The dam was completed in 1910. Its main structure is a curved, thick-arch concrete gravity dam, 92 feet (28 m) high, with two sluice gates. The control house is in the shape of a pagoda, and the spillway, about 2,000 feet (610 m) south of the dam on the western side of the reservoir, features an eccentric set of curved labyrinth-spillway fins. The reservoir has a storage capacity of 51,000 acre-feet (63,000,000 m3).
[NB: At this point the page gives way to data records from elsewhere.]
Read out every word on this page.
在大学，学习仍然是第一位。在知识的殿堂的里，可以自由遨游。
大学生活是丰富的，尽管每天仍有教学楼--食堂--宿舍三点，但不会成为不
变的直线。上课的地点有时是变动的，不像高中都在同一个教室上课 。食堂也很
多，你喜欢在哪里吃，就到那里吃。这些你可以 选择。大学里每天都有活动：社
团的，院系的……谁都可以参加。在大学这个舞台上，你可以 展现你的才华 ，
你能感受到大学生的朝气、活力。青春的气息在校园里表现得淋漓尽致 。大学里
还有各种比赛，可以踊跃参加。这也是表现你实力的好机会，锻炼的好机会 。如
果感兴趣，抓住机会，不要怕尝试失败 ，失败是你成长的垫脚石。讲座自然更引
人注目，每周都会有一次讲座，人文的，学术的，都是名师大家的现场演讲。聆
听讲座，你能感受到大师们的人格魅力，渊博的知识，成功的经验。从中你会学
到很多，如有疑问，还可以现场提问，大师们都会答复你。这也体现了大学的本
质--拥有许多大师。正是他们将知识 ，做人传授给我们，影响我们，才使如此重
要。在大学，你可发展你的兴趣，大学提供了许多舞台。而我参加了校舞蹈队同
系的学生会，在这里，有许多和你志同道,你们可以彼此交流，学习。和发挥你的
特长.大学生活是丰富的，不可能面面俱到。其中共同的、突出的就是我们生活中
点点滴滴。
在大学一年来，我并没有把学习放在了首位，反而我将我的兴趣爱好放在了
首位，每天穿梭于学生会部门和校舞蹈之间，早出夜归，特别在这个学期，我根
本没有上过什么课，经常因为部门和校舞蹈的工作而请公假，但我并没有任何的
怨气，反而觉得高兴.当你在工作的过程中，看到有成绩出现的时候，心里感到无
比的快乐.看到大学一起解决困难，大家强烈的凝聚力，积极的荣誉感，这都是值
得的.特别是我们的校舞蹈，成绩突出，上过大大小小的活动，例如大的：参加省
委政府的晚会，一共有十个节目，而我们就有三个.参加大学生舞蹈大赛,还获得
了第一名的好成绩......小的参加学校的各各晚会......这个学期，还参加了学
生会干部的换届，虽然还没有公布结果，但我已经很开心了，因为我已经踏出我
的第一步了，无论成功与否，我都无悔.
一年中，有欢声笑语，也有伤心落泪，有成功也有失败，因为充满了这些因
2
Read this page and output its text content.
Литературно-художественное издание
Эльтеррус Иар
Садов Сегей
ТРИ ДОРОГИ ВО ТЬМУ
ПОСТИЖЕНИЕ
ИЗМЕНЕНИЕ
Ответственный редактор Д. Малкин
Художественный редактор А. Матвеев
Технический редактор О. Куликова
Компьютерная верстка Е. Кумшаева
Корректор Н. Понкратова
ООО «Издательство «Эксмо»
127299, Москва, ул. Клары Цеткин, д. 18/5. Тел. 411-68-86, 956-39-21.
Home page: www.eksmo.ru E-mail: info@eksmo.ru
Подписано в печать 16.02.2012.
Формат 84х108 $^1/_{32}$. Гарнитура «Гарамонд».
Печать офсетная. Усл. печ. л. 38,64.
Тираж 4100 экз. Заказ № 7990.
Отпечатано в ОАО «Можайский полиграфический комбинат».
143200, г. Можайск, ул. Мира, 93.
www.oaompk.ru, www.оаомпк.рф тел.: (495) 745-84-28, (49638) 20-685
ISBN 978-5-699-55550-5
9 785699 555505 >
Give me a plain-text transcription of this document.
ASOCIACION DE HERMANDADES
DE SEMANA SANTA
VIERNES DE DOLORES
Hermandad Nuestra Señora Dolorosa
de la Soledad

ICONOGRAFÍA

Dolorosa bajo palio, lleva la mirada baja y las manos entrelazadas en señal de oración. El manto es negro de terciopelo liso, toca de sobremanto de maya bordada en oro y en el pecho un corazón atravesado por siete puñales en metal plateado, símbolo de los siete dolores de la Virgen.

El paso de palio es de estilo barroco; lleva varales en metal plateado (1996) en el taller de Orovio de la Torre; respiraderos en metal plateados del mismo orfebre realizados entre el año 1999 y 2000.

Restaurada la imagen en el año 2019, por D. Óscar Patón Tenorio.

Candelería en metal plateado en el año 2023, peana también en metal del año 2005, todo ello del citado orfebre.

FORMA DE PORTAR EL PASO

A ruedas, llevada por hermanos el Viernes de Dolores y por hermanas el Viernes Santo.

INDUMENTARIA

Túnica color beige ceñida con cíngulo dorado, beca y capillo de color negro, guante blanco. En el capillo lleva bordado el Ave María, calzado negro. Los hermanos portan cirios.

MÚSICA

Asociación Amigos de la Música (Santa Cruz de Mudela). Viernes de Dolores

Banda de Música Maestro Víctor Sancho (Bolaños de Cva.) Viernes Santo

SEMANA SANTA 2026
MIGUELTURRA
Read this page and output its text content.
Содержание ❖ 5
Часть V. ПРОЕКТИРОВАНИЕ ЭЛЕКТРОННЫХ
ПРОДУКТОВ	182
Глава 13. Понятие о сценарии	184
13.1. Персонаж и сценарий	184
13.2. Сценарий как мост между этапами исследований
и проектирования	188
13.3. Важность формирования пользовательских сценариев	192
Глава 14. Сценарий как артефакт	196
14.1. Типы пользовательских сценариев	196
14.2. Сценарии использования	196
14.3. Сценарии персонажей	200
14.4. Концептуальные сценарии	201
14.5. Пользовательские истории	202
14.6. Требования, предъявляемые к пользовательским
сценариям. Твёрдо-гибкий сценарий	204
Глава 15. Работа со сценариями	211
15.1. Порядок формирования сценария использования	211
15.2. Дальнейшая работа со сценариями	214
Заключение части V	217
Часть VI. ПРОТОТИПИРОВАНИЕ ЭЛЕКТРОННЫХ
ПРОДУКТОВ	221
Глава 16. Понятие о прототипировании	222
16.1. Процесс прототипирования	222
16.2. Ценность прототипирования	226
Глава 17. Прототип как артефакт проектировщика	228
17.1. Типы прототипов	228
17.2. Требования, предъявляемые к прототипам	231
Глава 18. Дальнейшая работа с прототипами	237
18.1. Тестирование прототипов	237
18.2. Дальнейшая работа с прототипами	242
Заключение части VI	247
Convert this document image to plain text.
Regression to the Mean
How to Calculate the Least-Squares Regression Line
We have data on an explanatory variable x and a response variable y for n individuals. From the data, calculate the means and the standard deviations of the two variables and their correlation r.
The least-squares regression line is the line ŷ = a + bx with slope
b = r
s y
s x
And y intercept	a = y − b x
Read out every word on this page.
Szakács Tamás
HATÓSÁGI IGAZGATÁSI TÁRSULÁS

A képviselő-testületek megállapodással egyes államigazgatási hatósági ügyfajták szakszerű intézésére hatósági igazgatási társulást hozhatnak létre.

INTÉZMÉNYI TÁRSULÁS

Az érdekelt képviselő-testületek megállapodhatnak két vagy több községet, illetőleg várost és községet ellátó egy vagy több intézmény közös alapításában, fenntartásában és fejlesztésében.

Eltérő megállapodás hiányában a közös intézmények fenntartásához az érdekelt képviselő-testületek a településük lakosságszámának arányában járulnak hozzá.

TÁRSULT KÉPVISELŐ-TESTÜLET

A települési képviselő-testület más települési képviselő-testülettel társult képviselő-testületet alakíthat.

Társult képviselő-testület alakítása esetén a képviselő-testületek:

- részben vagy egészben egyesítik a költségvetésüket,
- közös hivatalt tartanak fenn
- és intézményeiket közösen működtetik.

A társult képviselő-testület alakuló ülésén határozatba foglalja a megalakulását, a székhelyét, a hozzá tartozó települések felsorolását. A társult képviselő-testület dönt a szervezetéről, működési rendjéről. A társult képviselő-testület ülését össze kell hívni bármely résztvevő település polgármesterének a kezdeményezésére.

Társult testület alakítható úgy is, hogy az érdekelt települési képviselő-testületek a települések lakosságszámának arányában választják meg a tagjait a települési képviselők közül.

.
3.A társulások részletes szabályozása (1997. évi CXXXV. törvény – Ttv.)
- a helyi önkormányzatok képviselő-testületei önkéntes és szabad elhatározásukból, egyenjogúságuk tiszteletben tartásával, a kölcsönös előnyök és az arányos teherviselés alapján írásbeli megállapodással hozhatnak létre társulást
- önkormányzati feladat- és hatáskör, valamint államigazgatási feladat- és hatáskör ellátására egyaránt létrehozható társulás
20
The California Office of Environmental Health Hazard Assessment (OEHHA) has developed an advisory for the East Park Reservoir based on mercury and PCBs found in fish caught from this water body. The advisory provides safe eating advice for species caught in the body of water.
The Orland Project
The East Park dam and reservoir was one element of the Orland Project in the area, one of the earliest, and one of the smallest, ever undertaken by the Bureau. Other components of the project include:
- the 1928 Stony Gorge Dam and Reservoir, on Stony Creek about 18 miles downstream from East Park Dam, an early example of an Ambursen-type dam
- the 1914 Rainbow Diversion Dam
- the 1913 Northside Diversion Dam, rebuilt in the 1950s
- and a canal and distribution system with 17 miles of canals and 117 miles of lateral connections
Still functioning, the local Orland Unit Water Users' Association has operated the project since October 1, 1954. It was added to the National Register of Historic Places in the 1980s.